Pour les repas de fête, il y a des entrée, des plats, des fromages, des desserts (jusqu'à 13, en Provence, pays béni de ce point de vue), mais une question importante est celles des fromages, qui ne satisfait jamais entièrement les cuisiniers : le plus souvent, on ne peut guère exercer son talent, puisqu'il s'agit surtout d'aller acquérir des produits chez un bon fromager, au mieux de l'avoir fait un peu à l'avance pour que les fromages soient correctement "faits".

Pouvons-nous faire mieux que simplement composer un plateau ? Je propose de travailler les fromages, et, pour cette fois, je vous invite à examiner la confection de feuilletés au munster, une recette merveilleuse qui réconcilie le fromage et la cuisine. 

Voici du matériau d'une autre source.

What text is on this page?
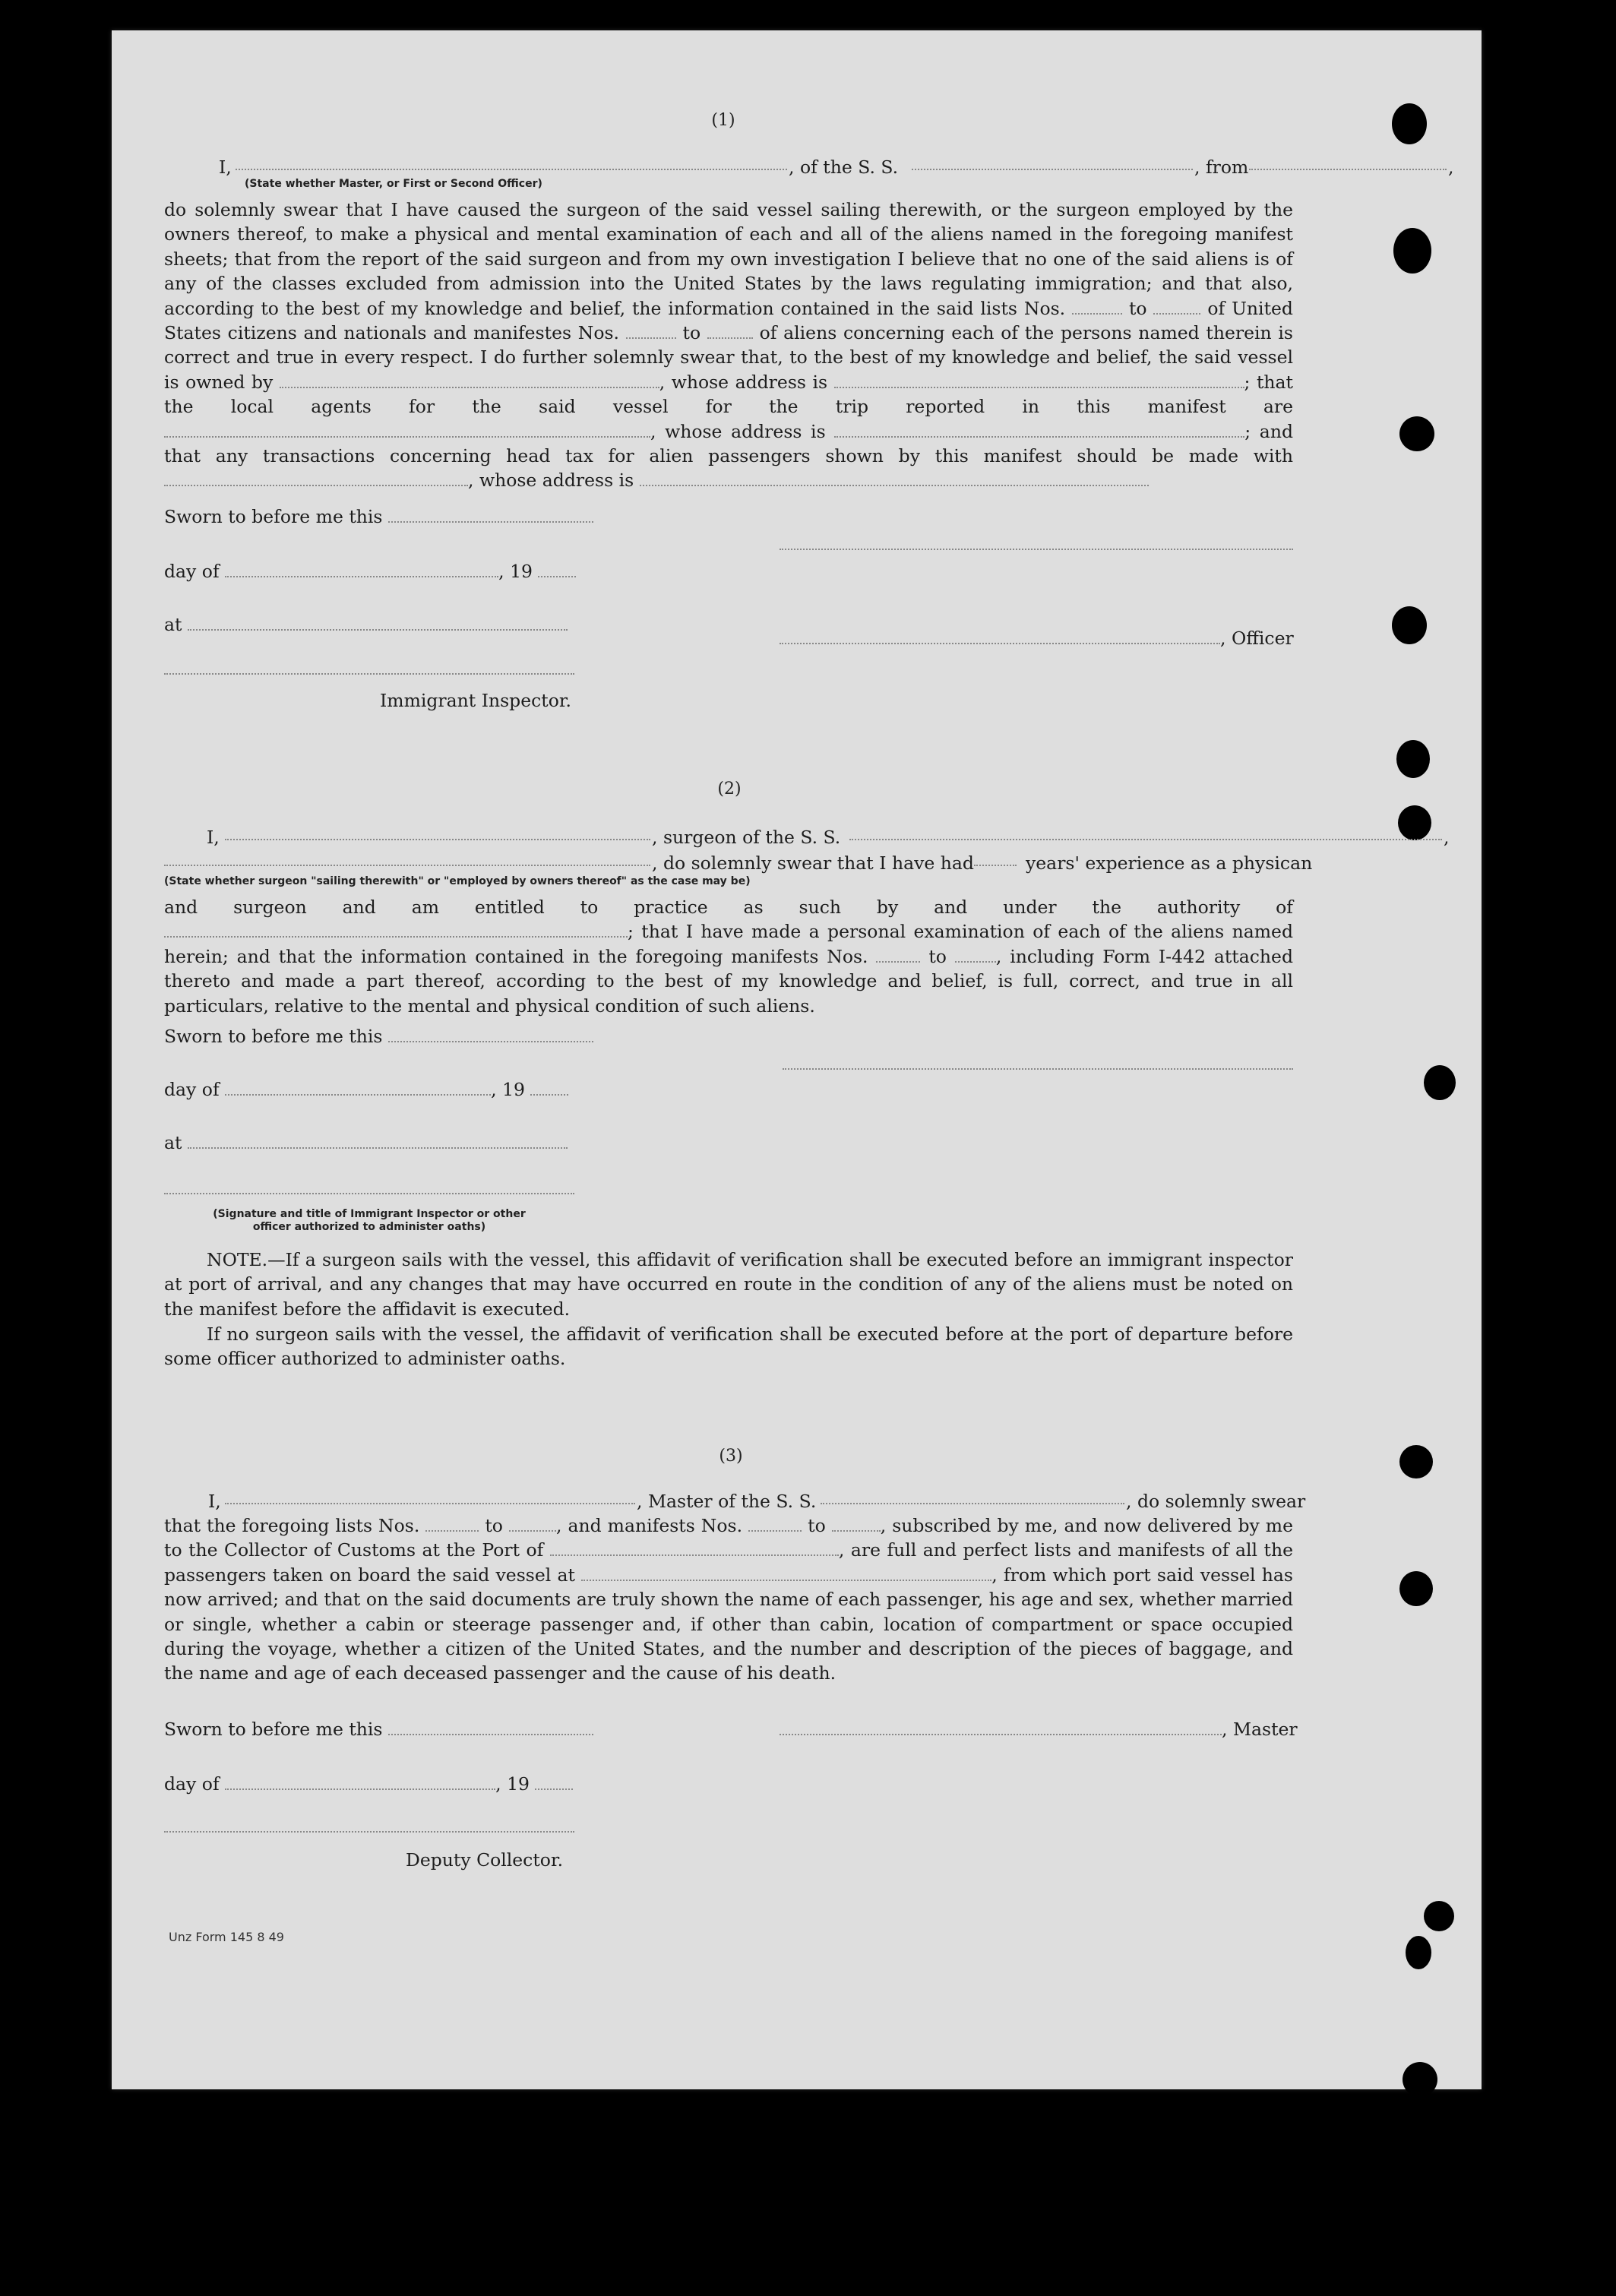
(1)
I,	, of the S. S.	, from	,
(State whether Master, or First or Second Officer)

do solemnly swear that I have caused the surgeon of the said vessel sailing therewith, or the surgeon employed by the owners thereof, to make a physical and mental examination of each and all of the aliens named in the foregoing manifest sheets; that from the report of the said surgeon and from my own investigation I believe that no one of the said aliens is of any of the classes excluded from admission into the United States by the laws regulating immigration; and that also, according to the best of my knowledge and belief, the information contained in the said lists Nos.	to	of United States citizens and nationals and manifestes Nos.	to	of aliens concerning each of the persons named therein is correct and true in every respect. I do further solemnly swear that, to the best of my knowledge and belief, the said vessel is owned by	, whose address is	; that the local agents for the said vessel for the trip reported in this manifest are , whose address is	; and that any transactions concerning head tax for alien passengers shown by this manifest should be made with , whose address is

Sworn to before me this
day of	, 19
at
, Officer
Immigrant Inspector.
(2)
I,	, surgeon of the S. S.	,
, do solemnly swear that I have had	years' experience as a physican
(State whether surgeon "sailing therewith" or "employed by owners thereof" as the case may be)

and surgeon and am entitled to practice as such by and under the authority of ; that I have made a personal examination of each of the aliens named herein; and that the information contained in the foregoing manifests Nos.	to	, including Form I-442 attached thereto and made a part thereof, according to the best of my knowledge and belief, is full, correct, and true in all particulars, relative to the mental and physical condition of such aliens.

Sworn to before me this
day of	, 19
at
(Signature and title of Immigrant Inspector or other
officer authorized to administer oaths)

NOTE.—If a surgeon sails with the vessel, this affidavit of verification shall be executed before an immigrant inspector at port of arrival, and any changes that may have occurred en route in the condition of any of the aliens must be noted on the manifest before the affidavit is executed.

If no surgeon sails with the vessel, the affidavit of verification shall be executed before at the port of departure before some officer authorized to administer oaths.

(3)
I,	, Master of the S. S.	, do solemnly swear

that the foregoing lists Nos.	to	, and manifests Nos.	to	, subscribed by me, and now delivered by me to the Collector of Customs at the Port of	, are full and perfect lists and manifests of all the passengers taken on board the said vessel at	, from which port said vessel has now arrived; and that on the said documents are truly shown the name of each passenger, his age and sex, whether married or single, whether a cabin or steerage passenger and, if other than cabin, location of compartment or space occupied during the voyage, whether a citizen of the United States, and the number and description of the pieces of baggage, and the name and age of each deceased passenger and the cause of his death.

Sworn to before me this	, Master
day of	, 19
Deputy Collector.
Unz Form 145 8 49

Pour faire un feuilleté au munster, il faut du munster, ce qui n'est pas difficile à trouver. Il faut aussi de la pâte feuilletée... et c'est là où, souvent, mes amis hésitent. Ce serait difficile, ce serait long... Mieux, lors d'un débat que j'avais organisé à propos du récent décret relatif au "fait maison" (voir http://www.agroparistech.fr/+Conference-debat-Qu-est-ce-que-le+.html), un ami cuisinier a déclaré qu'il était normal que la pâte feuilletée puisse être achetée toute faite, parce qu'elle aurait demandé beaucoup de travail.
Depuis notre débat, j'ai mesuré le temps effectif de travail pour réaliser une pâte feuilletée, et j'ai mesuré... dix minutes seulement. Évidemment, pas dix minutes tout compris, mais dix minutes de travail. Ce serait beaucoup ? Pour les paresseux seulement !

Examinons donc la confection de la pâte feuilletée, quelque chose si élémentaire que j'en fais très souvent, quand je veux faire des desserts pour ma famille. Je ne prétends pas que la recette que je donne ici fasse la meilleure pâte feuilletée, mais je la donne pour montrer que la confection d'un feuilletage est quelque chose de très simple, d'élémentaire, de rapide, d'évident...

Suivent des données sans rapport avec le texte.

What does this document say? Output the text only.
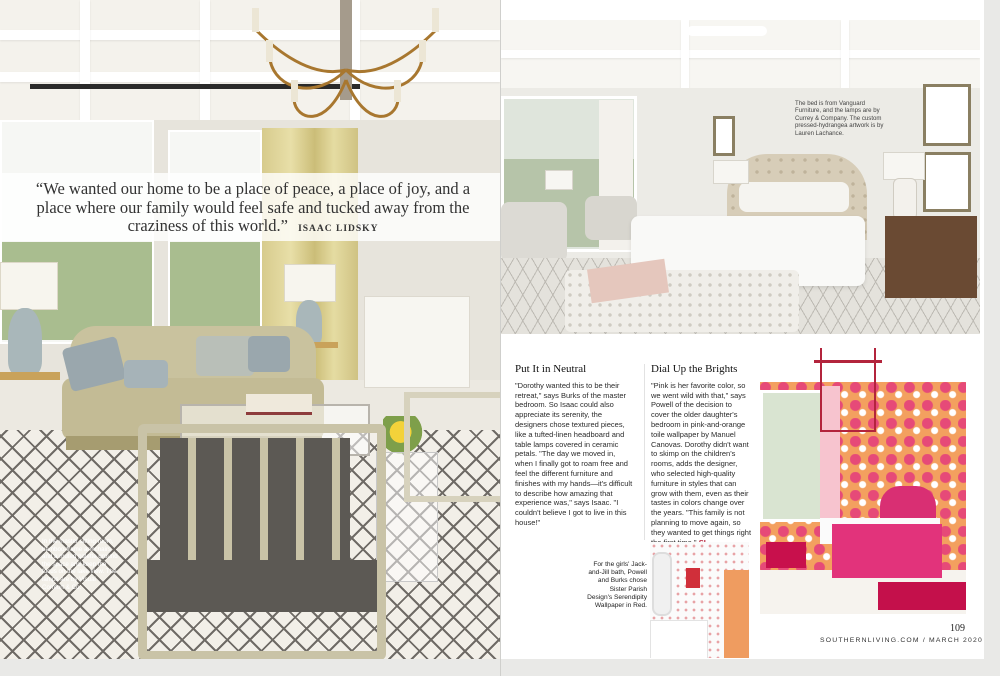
“We wanted our home to be a place of peace, a place of joy, and a place where our family would feel safe and tucked away from the craziness of this world.” ISAAC LIDSKY
In the master sitting room, bamboo-frame armchairs and a muted palette ground the space and keep the focus on the lake view. The lamps are by Visual Comfort & Co.
The bed is from Vanguard Furniture, and the lamps are by Currey & Company. The custom pressed-hydrangea artwork is by Lauren Lachance.
Put It in Neutral
"Dorothy wanted this to be their retreat," says Burks of the master bedroom. So Isaac could also appreciate its serenity, the designers chose textured pieces, like a tufted-linen headboard and table lamps covered in ceramic petals. "The day we moved in, when I finally got to roam free and feel the different furniture and finishes with my hands—it's difficult to describe how amazing that experience was," says Isaac. "I couldn't believe I got to live in this house!"
Dial Up the Brights
"Pink is her favorite color, so we went wild with that," says Powell of the decision to cover the older daughter's bedroom in pink-and-orange toile wallpaper by Manuel Canovas. Dorothy didn't want to skimp on the children's rooms, adds the designer, who selected high-quality furniture in styles that can grow with them, even as their tastes in colors change over the years. "This family is not planning to move again, so they wanted to get things right
For the girls' Jack-and-Jill bath, Powell and Burks chose Sister Parish Design's Serendipity Wallpaper in Red.
109
SOUTHERNLIVING.COM / MARCH 2020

On prend une planche, on y dépose un petit tas de farine, on y met une quantité de beurre qui soit environ un quart du volume de farine. On ajoute une grosse pincée de sel fin. Puis on prépare un verre d'eau froide. Du bout des doigts, on travaille beurre et farine pour faire une sorte de sable. On ajoute de l'eau, progressivement, en travaillant, afin d'obtenir une boule pas trop collante. La boule faite, on se verse un peu de farine sur les mains, on les frotte pour faire tomber la pâte adhérente sur la boule. On incorpore tout cela, on filme la boule finale et, les doigts propres, on met la boule au réfrigérateur pendant une demi heure.
Après environ une demi heure ou une heure, on prend la boule, et on l'étale en un disque épais. On prend alors trois fois plus de beurre que l'on en avait utilisé précédemment, et on le travaille entre les doigts. Puis, quand il est bien mou, on fait un disque de beurre que l'on pose sur le disque de pâte. On replie alors la pâte sur le beurre en une enveloppe : le beurre doit être complètement enfermé dans la pâte. On farine le tout, on retourne l'enveloppe, et, au rouleau, on étend l'enveloppe de sorte qu'on obtienne un rectangle à bords arrondis trois fois plus long que large.
On replie alors ce rectangle arrondi en trois, dans le sens de la longueur, on tourne de 90 degrés, et l'on étend trois fois plus long que large. On replie en trois, on filme, et on met au réfrigérateur, à nouveau. Une heure plus tard, on répète l'opération d'étaler, de replier, de tourner de 90 degrés, d'étendre, de replier, filmer et mettre au réfrigérateur.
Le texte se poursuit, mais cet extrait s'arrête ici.